Arriving at your destination
  • Keep your puppy in his carrier or in your arms as you get off the plane and move through the terminal. Odds are that when those puppy paws hit the floor, sidewalk or grass, your puppy will squat to pee. Better that happen outside than inside. Know your airport. Where can you get puppy to - that is NOT a pet relief area if your puppy has not had all his vaccinations - where he can relieve himself. Try to make this a low-traffic area so your puppy isn't surrounded by strangers wanting to pet him. Get to this potty place as quickly as possible, put on puppy's leash and collar and set him on the ground. He will probably sniff, maybe bounce a little, and most likely pee and maybe even poop within a very few minutes. Clean up solid waste and dispose of it properly.
  • When puppy is finished, carry him either to the luggage carousel if you checked a bag or directly to your car if you have all of your belongings.
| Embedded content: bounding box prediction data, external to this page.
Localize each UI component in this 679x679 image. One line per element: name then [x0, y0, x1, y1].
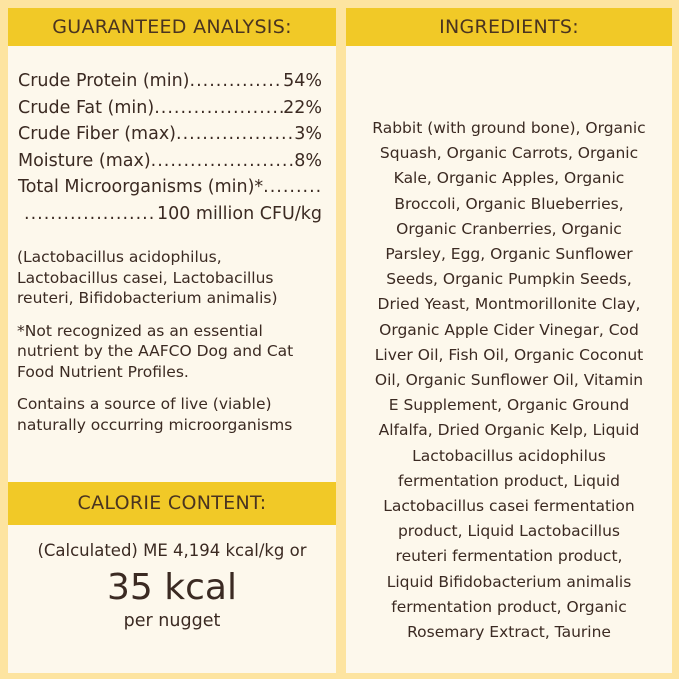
ingredients-line: Alfalfa, Dried Organic Kelp, Liquid [378, 421, 640, 440]
note-line: (Lactobacillus acidophilus, [17, 248, 222, 266]
ingredients-line: reuteri fermentation product, [395, 547, 623, 566]
ingredients-line: Organic Cranberries, Organic [396, 219, 622, 238]
calorie-content: (Calculated) ME 4,194 kcal/kg or 35 kcal… [8, 540, 336, 632]
calorie-per-nugget-value: 35 kcal [107, 567, 237, 608]
note-line: Contains a source of live (viable) [17, 395, 272, 413]
ingredients-line: product, Liquid Lactobacillus [397, 522, 621, 541]
ingredients-line: Liver Oil, Fish Oil, Organic Coconut [374, 345, 644, 364]
row-label: Moisture (max) [18, 150, 151, 171]
note-line: Food Nutrient Profiles. [17, 362, 189, 381]
note-line: nutrient by the AAFCO Dog and Cat [17, 342, 294, 360]
analysis-row: Crude Fat (min) 22% [18, 95, 322, 122]
calorie-calculated: (Calculated) ME 4,194 kcal/kg or [37, 541, 307, 560]
guaranteed-analysis-panel: GUARANTEED ANALYSIS: Crude Protein (min)… [8, 8, 336, 673]
ingredients-line: Seeds, Organic Pumpkin Seeds, [386, 270, 632, 289]
row-value: 8% [294, 150, 322, 171]
ingredients-line: Organic Apple Cider Vinegar, Cod [379, 320, 639, 339]
analysis-row: Crude Protein (min) 54% [18, 68, 322, 95]
ingredients-line: Lactobacillus casei fermentation [383, 497, 635, 516]
calorie-per-nugget-unit: per nugget [123, 611, 221, 631]
ingredients-header: INGREDIENTS: [346, 8, 672, 46]
guaranteed-analysis-header: GUARANTEED ANALYSIS: [8, 8, 336, 46]
note-line: *Not recognized as an essential [17, 321, 263, 340]
row-label: Crude Protein (min) [18, 71, 190, 91]
ingredients-line: fermentation product, Organic [391, 597, 627, 616]
ingredients-line: Dried Yeast, Montmorillonite Clay, [377, 295, 641, 314]
ingredients-line: Oil, Organic Sunflower Oil, Vitamin [374, 371, 644, 390]
analysis-table: Crude Protein (min) 54% Crude Fat (min) 22… [8, 46, 336, 227]
analysis-row: Total Microorganisms (min)* [18, 174, 322, 201]
ingredients-line: Lactobacillus acidophilus [412, 446, 606, 465]
ingredients-line: E Supplement, Organic Ground [388, 396, 630, 415]
row-value: 3% [294, 124, 322, 144]
ingredients-panel: INGREDIENTS: Rabbit (with ground bone), … [346, 8, 672, 673]
ingredients-line: Parsley, Egg, Organic Sunflower [385, 245, 633, 264]
row-label: Crude Fat (min) [18, 97, 155, 118]
ingredients-line: Rabbit (with ground bone), Organic [372, 119, 646, 137]
ingredients-line: Rosemary Extract, Taurine [407, 623, 611, 642]
strains-note: (Lactobacillus acidophilus, Lactobacillus… [8, 247, 336, 309]
note-line: naturally occurring microorganisms [17, 415, 293, 434]
note-line: reuteri, Bifidobacterium animalis) [17, 289, 278, 307]
live-cultures-note: Contains a source of live (viable) natura… [8, 394, 336, 435]
row-value: 54% [283, 71, 322, 91]
calorie-content-header: CALORIE CONTENT: [8, 482, 336, 525]
ingredients-line: Kale, Organic Apples, Organic [393, 169, 625, 188]
ingredients-line: Squash, Organic Carrots, Organic [379, 144, 639, 163]
row-label: Crude Fiber (max) [18, 124, 177, 144]
ingredients-list: Rabbit (with ground bone), Organic Squash… [346, 46, 672, 645]
analysis-row: Moisture (max) 8% [18, 148, 322, 175]
analysis-row: Crude Fiber (max) 3% [18, 121, 322, 148]
note-line: Lactobacillus casei, Lactobacillus [17, 268, 274, 287]
row-label: Total Microorganisms (min)* [18, 177, 264, 197]
ingredients-line: fermentation product, Liquid [398, 471, 620, 490]
aafco-note: *Not recognized as an essential nutrient … [8, 321, 336, 383]
ingredients-line: Broccoli, Organic Blueberries, [394, 194, 624, 213]
row-value: 22% [283, 97, 322, 118]
analysis-row: 100 million CFU/kg [18, 201, 322, 228]
row-value: 100 million CFU/kg [156, 203, 322, 224]
ingredients-line: Liquid Bifidobacterium animalis [386, 572, 632, 591]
You can put him back in his airline carrier or in a crate you have waiting for him for the ride home. Whichever you use, make certain it is solidly anchored to your car so the carrier or crate doesn't bounce around. 
  • Drive away from the airport and find a place where you can stop to give your puppy water and a little food, so he will be comfortable for the ride home. If you want to give him some exercise, you can find an appropriate place to take him out of the car on leash and play with him a bit. See *--* above for specifics about where NOT to take him.
Next stop, home.

Puppies tend to fly very well. They usually fall asleep before take-off and stay asleep until you land. Relax and enjoy your flight!